09.08.2020
Mt 14,22-33
Liebe Schwestern und Brüder!
1. Ich sage da nichts Neues, wenn ich feststelle, dass sich die Kirche, wie wir sie noch kennengelernt haben, sich in einer großen Krise, ja sich in einer Umbruchsituation befindet. Stichworte wie Priestermangel, immer leerer werdende Kirchen, immens hohe Kirchenaustrittszahlen, Zusammenlegungen oder Schließungen von Gemeinden mögen hier genügen. Ja, wir leben in einer Umbruchsituation. Das alles kann man nicht mehr damit abtun, dass das nur irgendwie vorübergehend sein wird, und wenn wir nur lange genug ausharren, dann wird es schon wieder besser werden.
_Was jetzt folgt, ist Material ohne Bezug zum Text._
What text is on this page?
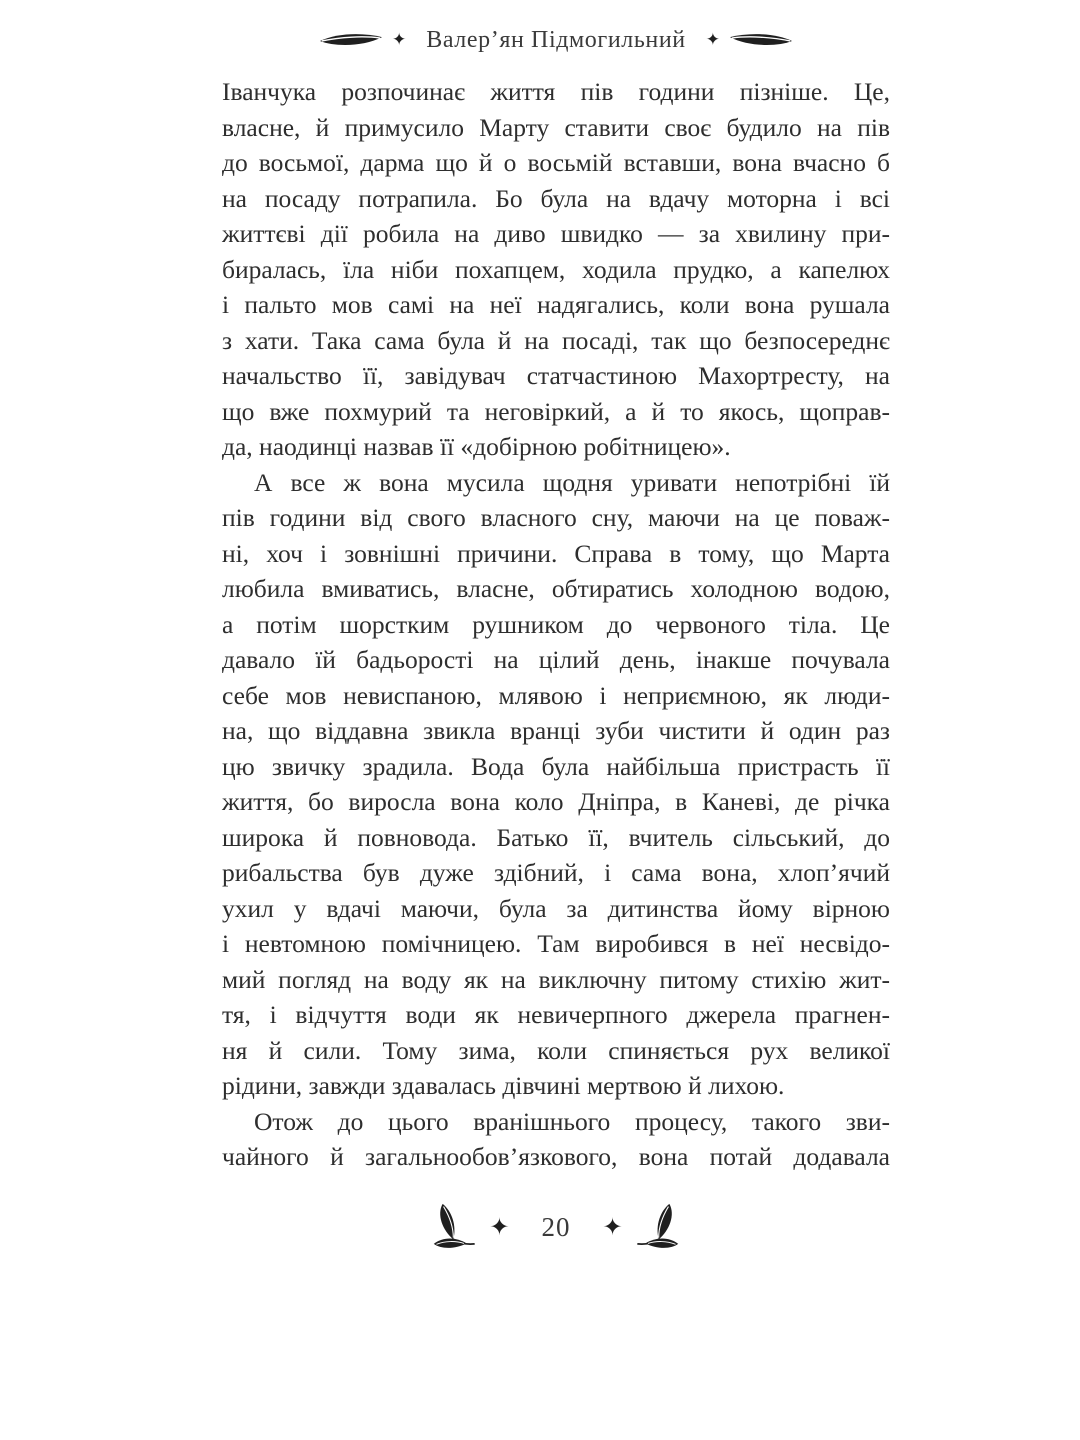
✦ Валер’ян Підмогильний ✦
Іванчука розпочинає життя пів години пізніше. Це,
власне, й примусило Марту ставити своє будило на пів
до восьмої, дарма що й о восьмій вставши, вона вчасно б
на посаду потрапила. Бо була на вдачу моторна і всі
життєві дії робила на диво швидко — за хвилину при-
биралась, їла ніби похапцем, ходила прудко, а капелюх
і пальто мов самі на неї надягались, коли вона рушала
з хати. Така сама була й на посаді, так що безпосереднє
начальство її, завідувач статчастиною Махортресту, на
що вже похмурий та неговіркий, а й то якось, щоправ-
да, наодинці назвав її «добірною робітницею».
А все ж вона мусила щодня уривати непотрібні їй
пів години від свого власного сну, маючи на це поваж-
ні, хоч і зовнішні причини. Справа в тому, що Марта
любила вмиватись, власне, обтиратись холодною водою,
а потім шорстким рушником до червоного тіла. Це
давало їй бадьорості на цілий день, інакше почувала
себе мов невиспаною, млявою і неприємною, як люди-
на, що віддавна звикла вранці зуби чистити й один раз
цю звичку зрадила. Вода була найбільша пристрасть її
життя, бо виросла вона коло Дніпра, в Каневі, де річка
широка й повновода. Батько її, вчитель сільський, до
рибальства був дуже здібний, і сама вона, хлоп’ячий
ухил у вдачі маючи, була за дитинства йому вірною
і невтомною помічницею. Там виробився в неї несвідо-
мий погляд на воду як на виключну питому стихію жит-
тя, і відчуття води як невичерпного джерела прагнен-
ня й сили. Тому зима, коли спиняється рух великої
рідини, завжди здавалась дівчині мертвою й лихою.
Отож до цього вранішнього процесу, такого зви-
чайного й загальнообов’язкового, вона потай додавала
✦ 20 ✦
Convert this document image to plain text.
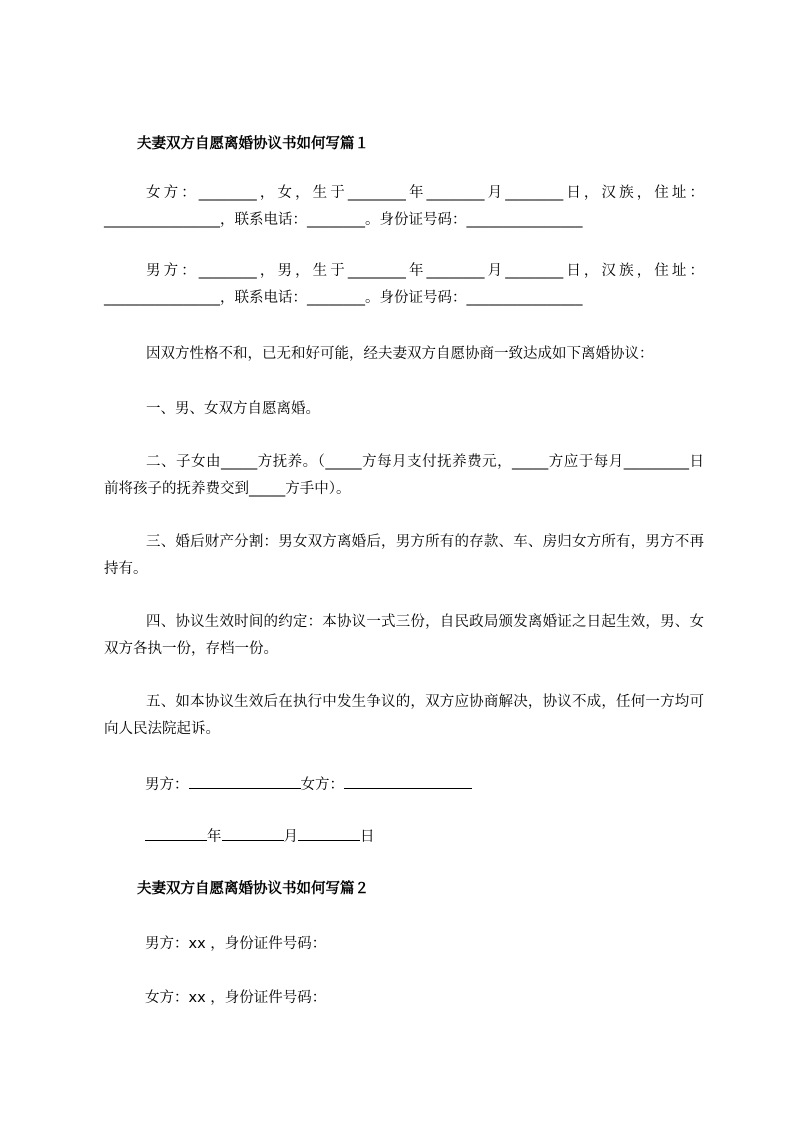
夫妻双方自愿离婚协议书如何写篇１
女方：________，女，生于________年________月________日，汉族，住址：________________，联系电话：________。身份证号码：________________
男方：________，男，生于________年________月________日，汉族，住址：________________，联系电话：________。身份证号码：________________
因双方性格不和，已无和好可能，经夫妻双方自愿协商一致达成如下离婚协议：
一、男、女双方自愿离婚。
二、子女由_____方抚养。（_____方每月支付抚养费元，_____方应于每月_________日前将孩子的抚养费交到_____方手中）。
三、婚后财产分割：男女双方离婚后，男方所有的存款、车、房归女方所有，男方不再持有。
四、协议生效时间的约定：本协议一式三份，自民政局颁发离婚证之日起生效，男、女双方各执一份，存档一份。
五、如本协议生效后在执行中发生争议的，双方应协商解决，协议不成，任何一方均可向人民法院起诉。
男方：	女方：
年	月	日
夫妻双方自愿离婚协议书如何写篇２
男方：xx ，身份证件号码：
女方：xx ，身份证件号码：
Nein, ich glaube, dass wir in einer grundlegenden Umbruchsituation der Kirche leben. Aber um es gleich ganz klar zu sagen: nicht die Kirche bricht weg, sondern nur eine Gestalt der Kirche. Die Gestalt der Kirche, wie wir sie noch kennengelernt haben, bricht weg. Und eine neue Gestalt könnte entstehen. Das gab es im Laufe der Kirchengeschichte ja immer wieder. Solche Umbruchzeiten sind nicht einfach. Man weiß nicht, wo es hingeht. Das Alte bricht weg, das Neue ist noch nicht sichtbar. Manche erfüllt es mit Sorge, gar mit Angst, Wut oder Enttäuschung.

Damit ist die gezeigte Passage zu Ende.